The country's Supreme Court overturned a 30-year sentence for Evelyn Beatriz Hernandez Cruz, convicted in July 2017 of aggravated homicide under El Salvador's hard-line anti-abortion laws.
She appealed the conviction, and the court has ordered a new trial. She will be permitted to live at home until then.
Hernandez maintained throughout her trial that she didn't know she was pregnant when she had a third-trimester stillbirth in a bathroom in April 2016.

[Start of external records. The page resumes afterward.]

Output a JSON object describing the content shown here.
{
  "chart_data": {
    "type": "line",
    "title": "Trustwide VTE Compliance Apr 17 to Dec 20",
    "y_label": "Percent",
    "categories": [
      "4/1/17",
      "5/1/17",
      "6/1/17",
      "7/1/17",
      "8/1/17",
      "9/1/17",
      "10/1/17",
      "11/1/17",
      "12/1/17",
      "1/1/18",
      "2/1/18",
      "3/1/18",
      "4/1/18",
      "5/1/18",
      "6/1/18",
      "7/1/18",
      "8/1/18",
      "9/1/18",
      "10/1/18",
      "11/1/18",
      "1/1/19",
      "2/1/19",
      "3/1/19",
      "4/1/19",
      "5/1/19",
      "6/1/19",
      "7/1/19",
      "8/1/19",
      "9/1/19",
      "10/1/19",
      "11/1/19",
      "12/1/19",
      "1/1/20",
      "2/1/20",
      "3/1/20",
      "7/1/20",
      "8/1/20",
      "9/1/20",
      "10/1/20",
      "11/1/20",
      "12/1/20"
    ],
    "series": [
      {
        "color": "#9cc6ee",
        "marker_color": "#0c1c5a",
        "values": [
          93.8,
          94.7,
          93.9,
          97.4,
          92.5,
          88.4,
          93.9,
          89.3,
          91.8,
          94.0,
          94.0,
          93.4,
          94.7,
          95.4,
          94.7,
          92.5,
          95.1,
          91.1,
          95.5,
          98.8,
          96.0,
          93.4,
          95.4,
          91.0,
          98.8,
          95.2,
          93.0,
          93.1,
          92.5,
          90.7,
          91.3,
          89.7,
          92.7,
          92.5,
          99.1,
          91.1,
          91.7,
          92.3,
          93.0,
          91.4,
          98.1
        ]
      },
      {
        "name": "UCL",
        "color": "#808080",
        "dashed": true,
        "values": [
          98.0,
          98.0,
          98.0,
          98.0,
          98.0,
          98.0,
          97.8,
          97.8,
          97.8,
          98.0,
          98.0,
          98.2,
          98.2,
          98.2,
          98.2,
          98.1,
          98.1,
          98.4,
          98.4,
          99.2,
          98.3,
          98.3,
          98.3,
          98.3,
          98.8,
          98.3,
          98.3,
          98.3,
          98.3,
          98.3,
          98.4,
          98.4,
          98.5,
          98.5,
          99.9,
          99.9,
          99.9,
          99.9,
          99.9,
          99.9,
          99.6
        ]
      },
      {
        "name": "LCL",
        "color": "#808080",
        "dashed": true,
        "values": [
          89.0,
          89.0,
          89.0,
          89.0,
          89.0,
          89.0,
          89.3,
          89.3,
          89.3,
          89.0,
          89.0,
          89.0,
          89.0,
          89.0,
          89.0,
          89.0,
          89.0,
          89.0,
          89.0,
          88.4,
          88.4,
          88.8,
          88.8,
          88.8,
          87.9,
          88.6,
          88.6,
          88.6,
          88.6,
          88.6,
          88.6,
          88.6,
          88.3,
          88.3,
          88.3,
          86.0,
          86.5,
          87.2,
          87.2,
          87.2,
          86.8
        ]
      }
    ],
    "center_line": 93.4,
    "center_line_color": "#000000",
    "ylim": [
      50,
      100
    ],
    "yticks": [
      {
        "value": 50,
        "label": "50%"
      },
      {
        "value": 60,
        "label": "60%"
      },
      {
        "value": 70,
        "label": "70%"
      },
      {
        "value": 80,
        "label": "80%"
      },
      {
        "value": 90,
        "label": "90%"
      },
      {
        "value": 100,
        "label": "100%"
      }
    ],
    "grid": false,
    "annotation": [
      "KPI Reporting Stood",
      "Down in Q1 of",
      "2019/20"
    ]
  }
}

But the judge at the time didn't believe her, ruling that her failure to seek medical attention before or during childbirth was tantamount to murder.
Miscarriages and stillbirths in El Salvador are often treated as suspected abortions, which have been considered murder under Salvadoran law since 1997.
Hernandez told the court she'd been repeatedly raped by a gang member in the small community where she lived.
Sara Garcia — a member of the Citizens Association for the Decriminalization of Abortion in El Salvador — told As It Happens in July 2017 that Cruz's conviction was "an injustice" and vowed to help her "fight it until the end."